- Born: 8 November 1986 (age 39) Damascus, Syria
- Education: Monash University
- Occupations: Television presenter, journalist, reporter
- Years active: 2008–present
- Employer: Nine Network
- Television: 60 Minutes; Today;
- Spouse: Cyrus Moran ​(m. 2012)​
- Children: 1

= Sarah Abo =

Australian television journalist

Sarah Abo (born 8 November 1986) is an Australian television presenter, journalist and reporter.

Abo was co‑host of the Nine Network's breakfast program Today from 2023 to 2026 and was also a reporter for 60 Minutes.

== Early life and education ==
Abo was born on 8 November 1986 in Damascus, Syria, to Fouad and Samia, and has two younger sisters. In 1990, when she was four years of age, the family relocated to Melbourne, Australia.

She attended Our Lady of Mercy College in Heidelberg. Abo went on to graduate from Monash University in 2009 with a Bachelor of Arts (Honours), majoring in journalism.

== Career ==
Abo commenced her television career in 2008 at Network 10's Adelaide newsroom, where she initially worked as an archiving and production assistant, before becoming a Ten News reporter. After two years, Abo moved back to Melbourne, where she continued to work as a reporter for Network 10 for another three years.

In 2013, she commenced working for SBS Television as a presenter and reporter on programs such as SBS World News, Dateline, Insight, and Small Business Secrets.
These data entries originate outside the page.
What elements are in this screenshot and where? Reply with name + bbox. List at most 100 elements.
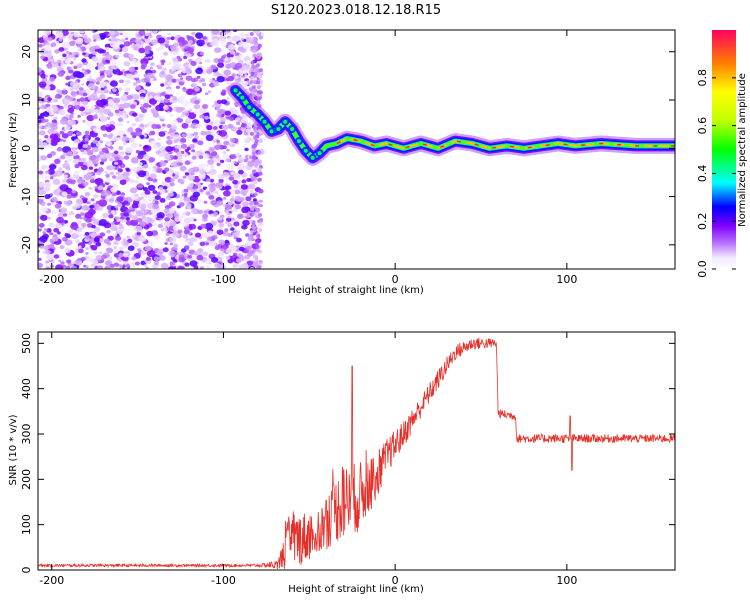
noise-cell <box>138 47 146 54</box>
noise-cell <box>196 39 205 47</box>
noise-cell <box>82 143 89 149</box>
noise-cell <box>82 34 88 39</box>
noise-cell <box>67 107 75 114</box>
noise-cell <box>149 95 153 99</box>
noise-cell <box>173 148 180 153</box>
ridge-blob <box>288 125 297 133</box>
ridge-blob <box>267 127 276 136</box>
noise-cell <box>81 205 89 211</box>
noise-cell <box>204 115 210 120</box>
noise-cell <box>105 173 110 178</box>
noise-cell <box>43 228 48 232</box>
noise-cell <box>93 194 99 199</box>
noise-cell <box>138 117 144 122</box>
noise-cell <box>125 147 133 154</box>
snr-ytick-label: 100 <box>20 514 33 535</box>
noise-cell <box>200 191 204 195</box>
colorbar-tick-label: 0.6 <box>696 117 709 135</box>
noise-cell <box>180 181 184 185</box>
noise-cell <box>145 33 149 37</box>
noise-cell <box>60 261 65 265</box>
noise-cell <box>119 246 124 251</box>
noise-cell <box>209 164 215 169</box>
noise-cell <box>242 212 247 217</box>
noise-cell <box>221 124 229 131</box>
noise-cell <box>122 32 129 38</box>
noise-cell <box>80 111 87 117</box>
noise-cell <box>244 206 251 212</box>
noise-cell <box>253 192 258 197</box>
noise-cell <box>208 183 215 189</box>
noise-cell <box>40 118 47 124</box>
noise-cell <box>216 200 224 206</box>
noise-cell <box>151 123 158 129</box>
noise-cell <box>102 81 109 87</box>
noise-cell <box>224 203 232 210</box>
noise-cell <box>72 133 76 137</box>
noise-cell <box>95 142 102 148</box>
noise-cell <box>252 148 257 153</box>
noise-cell <box>81 83 84 86</box>
ridge-blob <box>260 117 269 126</box>
noise-cell <box>47 54 53 59</box>
noise-cell <box>230 171 235 176</box>
noise-cell <box>255 245 260 250</box>
noise-cell <box>139 221 147 227</box>
noise-cell <box>255 241 259 246</box>
noise-cell <box>51 210 56 214</box>
noise-cell <box>258 228 263 233</box>
spectrogram-ytick-label: 20 <box>20 45 33 59</box>
noise-cell <box>199 51 205 56</box>
noise-cell <box>238 71 243 76</box>
noise-cell <box>134 261 140 266</box>
noise-cell <box>213 81 220 87</box>
noise-cell <box>164 217 171 222</box>
noise-cell <box>46 42 51 46</box>
noise-cell <box>104 171 108 174</box>
noise-cell <box>226 148 230 152</box>
spectrogram-frame <box>37 29 676 270</box>
noise-cell <box>172 225 179 231</box>
noise-cell <box>132 112 138 117</box>
noise-cell <box>73 139 80 144</box>
noise-cell <box>216 193 221 197</box>
noise-cell <box>215 106 221 111</box>
noise-cell <box>164 88 173 95</box>
noise-cell <box>210 41 216 46</box>
noise-cell <box>152 112 160 118</box>
noise-cell <box>209 178 215 183</box>
ridge-blob <box>301 146 310 155</box>
noise-cell <box>62 264 66 268</box>
noise-cell <box>130 131 136 136</box>
noise-cell <box>95 200 101 205</box>
noise-cell <box>191 146 195 149</box>
spectrogram-ytick-label: -10 <box>20 188 33 206</box>
ridge-blob <box>253 110 262 119</box>
noise-cell <box>184 112 190 117</box>
noise-cell <box>214 144 221 150</box>
noise-cell <box>257 249 262 254</box>
noise-cell <box>112 44 120 50</box>
noise-cell <box>223 231 230 237</box>
noise-cell <box>208 146 215 152</box>
noise-cell <box>139 92 146 98</box>
noise-cell <box>176 138 180 141</box>
noise-cell <box>187 112 197 120</box>
noise-cell <box>130 157 139 164</box>
noise-cell <box>217 62 225 68</box>
noise-cell <box>191 155 197 160</box>
noise-cell <box>105 54 113 61</box>
noise-cell <box>47 168 55 175</box>
noise-cell <box>84 231 90 236</box>
noise-cell <box>152 168 156 171</box>
noise-cell <box>38 189 46 196</box>
noise-cell <box>47 97 52 102</box>
noise-cell <box>99 112 104 117</box>
noise-cell <box>84 192 91 197</box>
noise-cell <box>173 51 178 55</box>
noise-cell <box>158 131 166 137</box>
noise-cell <box>169 136 174 140</box>
noise-cell <box>183 192 188 196</box>
noise-cell <box>55 223 62 229</box>
noise-cell <box>92 33 100 40</box>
In 2014, Abo completed a fellowship at CNN in Atlanta, Georgia, United States. Abo was a presenter and journalist for SBS for the 2014 FIFA World Cup.

In 2019, Abo joined the Nine Network as a 60 Minutes reporter. She regularly filled in as co-host of Nine's breakfast show Today including in March 2022 when regular co-host Allison Langdon contracted COVID-19.

Abo was chosen to moderate the second leaders' debate between Scott Morrison and Anthony Albanese prior to the 2022 Australian federal election which aired on 8 May 2022. After the debate, Abo was the subject of a controversial tweet posted by Mark Latham, the New South Wales state leader of Pauline Hanson's One Nation, who seemingly used Abo's surname as a racial slur. Criticising Abo's performance as moderator, Latham said "never trust an Abo with something as important as that". The word "Abo" is a highly offensive reference to Aboriginal Australians. The Nine Network said that they intended to report Latham's comments to the authorities, while praising Abo's handling of the debate.

In November 2022, Abo was announced as the new co-host of the Nine Network's breakfast program Today in 2023, replacing Ally Langdon, who was appointed as the host of A Current Affair following the retirement of Tracy Grimshaw.

In December 2023, Nine announced that Abo would host Carols by Candlelight with David Campbell.

On 16 September 2026, Abo announced that she would leave Today and the Nine Network at the end of the year.

==Personal life==
On 15 December 2012, Abo married Cyrus Moran.

On 11 March 2026, she announced on Today that she is pregnant. Abo also revealed that she had been through years of fertility struggles. Abo gave birth to a boy, Sonny, in July.